Spain has several hundred soldiers in Iraq providing training to local forces in the fight against Isis, but they are not involved in ground operations.
Senior police officials said Thursday’s van attack was linked to an explosion at a nearby home the previous day in which one person was killed. Residents of the house were preparing explosives, a Catalan police source said
Local police also said a man later ran over two police officers at a checkpoint elsewhere in the city, but it was not clear if the incidents were linked. The AAP news agency has said police have confirmed the two events were unconnected.
Security sources told El Pais that Oukabir had recently visited Morocco and arrived back in Barcelona earlier this week.
The horrifying attack took place at around 5pm local time, when the vehicle careered into terrified pedestrians in the busy tree-lined promenade in Las Ramblas, one of the most popular parts of the city, visited by tourists and locals alike.
Police said that neither of the two men arrested had driven the van, though they were involved in some capacity.
Pictures from the scene showed police helping people injured in what was described as a ‘massive crash’.
Harrowing images and video showed numerous bodies strewn across the pavement.
Earlier reports said up to two armed men had fled to a restaurant and taken hostages, but police have since confirmed no suspects are holed up in nearby buildings.

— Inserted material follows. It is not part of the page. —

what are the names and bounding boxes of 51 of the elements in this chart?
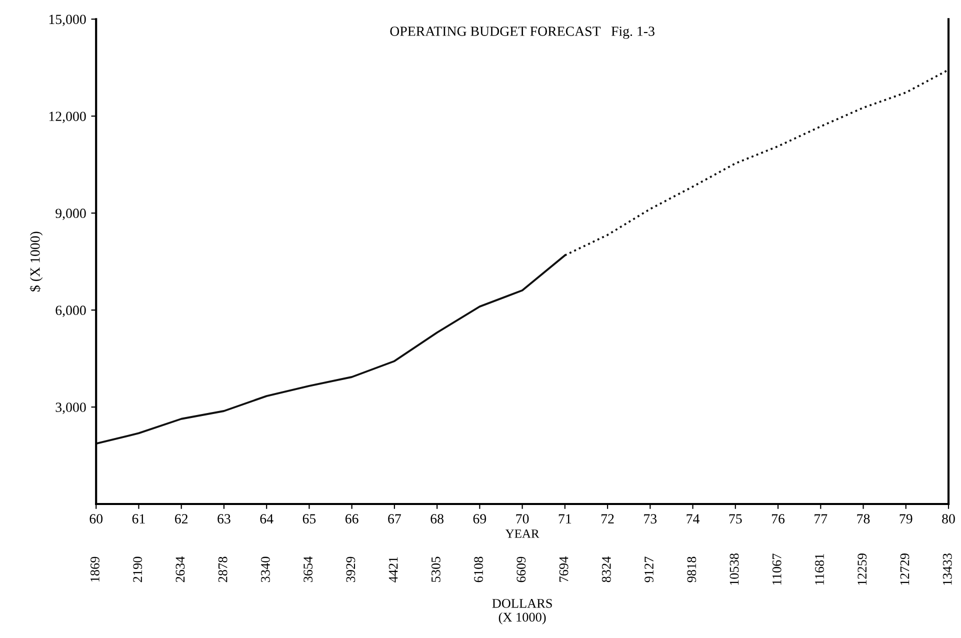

U.S. President Donald Trump said: “The United States condemns the terror attack in Barcelona, Spain, and will do whatever is necessary to help.”
He added: “Be tough & strong, we love you!”

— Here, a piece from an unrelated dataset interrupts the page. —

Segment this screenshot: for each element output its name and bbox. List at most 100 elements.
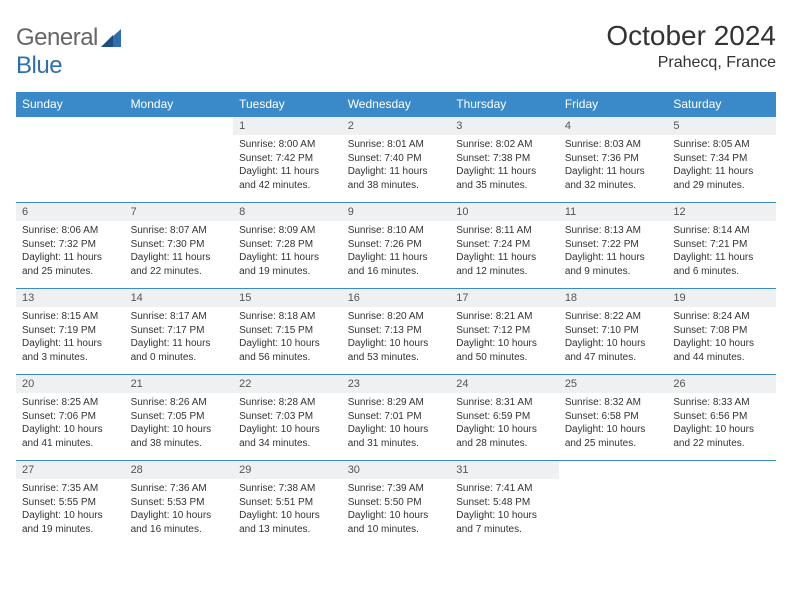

Reports say that a Spanish passport of a man with a Moroccan name was found inside the van.
The area was cordoned off and local metro stations closed, with many people taking shelter in local shops and cafes. Shop owners are thought to have invited passers-by into their premises and then put up shutters to keep those inside safe.

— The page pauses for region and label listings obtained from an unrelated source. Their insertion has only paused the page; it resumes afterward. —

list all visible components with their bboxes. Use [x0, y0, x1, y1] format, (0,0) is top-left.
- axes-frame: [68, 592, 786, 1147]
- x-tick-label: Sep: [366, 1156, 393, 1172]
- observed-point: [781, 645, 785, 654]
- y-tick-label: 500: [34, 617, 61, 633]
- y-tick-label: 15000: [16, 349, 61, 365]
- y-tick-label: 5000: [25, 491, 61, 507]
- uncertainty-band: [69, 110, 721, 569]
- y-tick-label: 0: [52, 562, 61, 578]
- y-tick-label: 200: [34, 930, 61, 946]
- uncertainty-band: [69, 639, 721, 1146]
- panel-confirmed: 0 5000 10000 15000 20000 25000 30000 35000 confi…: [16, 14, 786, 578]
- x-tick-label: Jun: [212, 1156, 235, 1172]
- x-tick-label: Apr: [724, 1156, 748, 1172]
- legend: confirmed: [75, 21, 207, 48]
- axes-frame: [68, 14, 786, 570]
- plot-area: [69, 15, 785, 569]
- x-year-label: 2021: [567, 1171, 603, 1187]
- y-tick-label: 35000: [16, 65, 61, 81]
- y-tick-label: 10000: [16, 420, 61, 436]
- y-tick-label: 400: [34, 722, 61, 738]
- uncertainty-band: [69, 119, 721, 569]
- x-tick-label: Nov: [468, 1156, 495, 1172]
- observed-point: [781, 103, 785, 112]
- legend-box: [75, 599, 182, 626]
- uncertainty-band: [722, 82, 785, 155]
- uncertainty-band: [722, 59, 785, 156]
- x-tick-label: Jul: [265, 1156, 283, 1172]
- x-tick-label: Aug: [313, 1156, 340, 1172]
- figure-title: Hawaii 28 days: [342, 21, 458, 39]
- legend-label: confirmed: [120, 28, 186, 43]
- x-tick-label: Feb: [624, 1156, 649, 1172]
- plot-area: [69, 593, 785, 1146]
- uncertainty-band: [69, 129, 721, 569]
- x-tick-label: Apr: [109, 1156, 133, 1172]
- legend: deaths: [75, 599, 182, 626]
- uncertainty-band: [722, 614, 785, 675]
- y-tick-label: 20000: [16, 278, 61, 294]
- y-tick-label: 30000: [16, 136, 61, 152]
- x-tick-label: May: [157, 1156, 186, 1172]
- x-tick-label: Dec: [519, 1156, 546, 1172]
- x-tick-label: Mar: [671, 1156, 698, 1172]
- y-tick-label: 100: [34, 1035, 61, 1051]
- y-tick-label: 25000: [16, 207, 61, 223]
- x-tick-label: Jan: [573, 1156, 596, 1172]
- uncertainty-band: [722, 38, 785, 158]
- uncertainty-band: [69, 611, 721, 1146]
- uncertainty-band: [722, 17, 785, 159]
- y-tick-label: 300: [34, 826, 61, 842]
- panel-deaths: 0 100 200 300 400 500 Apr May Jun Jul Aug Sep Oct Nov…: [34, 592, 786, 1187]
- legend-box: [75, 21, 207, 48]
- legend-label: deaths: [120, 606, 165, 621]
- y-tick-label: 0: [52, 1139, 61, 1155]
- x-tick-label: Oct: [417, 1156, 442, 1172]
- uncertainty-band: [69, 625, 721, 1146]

As police continued the hunt, they asked people not to post images or video on social media.
Steve Garrett was in a nearby market and sheltered in a bakery with several others after streams of people ran inside.
One member of the group who took refuge with him said she had heard gunshots after the incident.
Mr Garrett told the BBC: “A very large number of people ran into the market area in a big kind of way, lots of screaming, lots of shouting.
“The security guards immediately responded. We ran into the bakery with four or five other people and ran straight upstairs and hunkered down whilst an enormous wave of people went through the market.
“The lady that was with us said she heard some gunshots.”
Mr Garrett said a “second wave” of people then entered the market, followed by armed police.
He said: “They seemed to sweep through the market area.
“They seemed to be looking for someone. They were going very carefully, very cautiously, stall to stall.”
Eyewitness Ethan Spibey told Sky News: ‘It was real chaos, people started running, screaming. There was a loud bang.’
Another witness, Aamer Anwar, said: “All of a sudden, I just sort of heard a crashing noise and the whole street just started to run, screaming. I saw a woman right next to me screaming for her kids.
“Police were very, very quickly there, police officers with guns, batons, everywhere. Then the whole street started getting pushed back.”
Tom Gueller, who lives on a road adjoining the site of the attack, was forced to flee when the vehicle began hitting pedestrians.
He told the BBC: “I heard screams and a bit of a crash and then I just saw the crowd parting and this van going full pelt down the middle of the Ramblas, and I immediately knew that it was a terrorist attack or something like that.
“I ran away, I mean I live near, I had to run back about 50 metres or so and go up to my flat and obviously see what’s happening on the road from my balcony.”
Asked about the van, he said: “It wasn’t slowing down at all. It was just going straight through the middle of the crowds in the middle of the Ramblas.”
In recent weeks, threatening graffiti against tourists has appeared in Barcelona, which draws at least 11 million visitors a year.
In one video released under the slogan “tourism kills neighbourhoods”, several hooded individuals stopped a tourist bus in Barcelona, slashed the tyres and spray-painted the windscreen.
Since July 2016 a number of vehicles have been driven into crowds in a series of attacks across Europe, killing well over 100 people in Nice, Berlin, London and Stockholm.
Las Ramblas is a popular shopping street in the centre of Barcelona and one of the city’s most popular tourist destinations.
London Mayor Sadiq Khan said that his thoughts were with the victims of the attack.
Prime Minister Theresa May said her thoughts are with the victims of the “terrible attack”, adding: “The UK stands with Spain against terror.”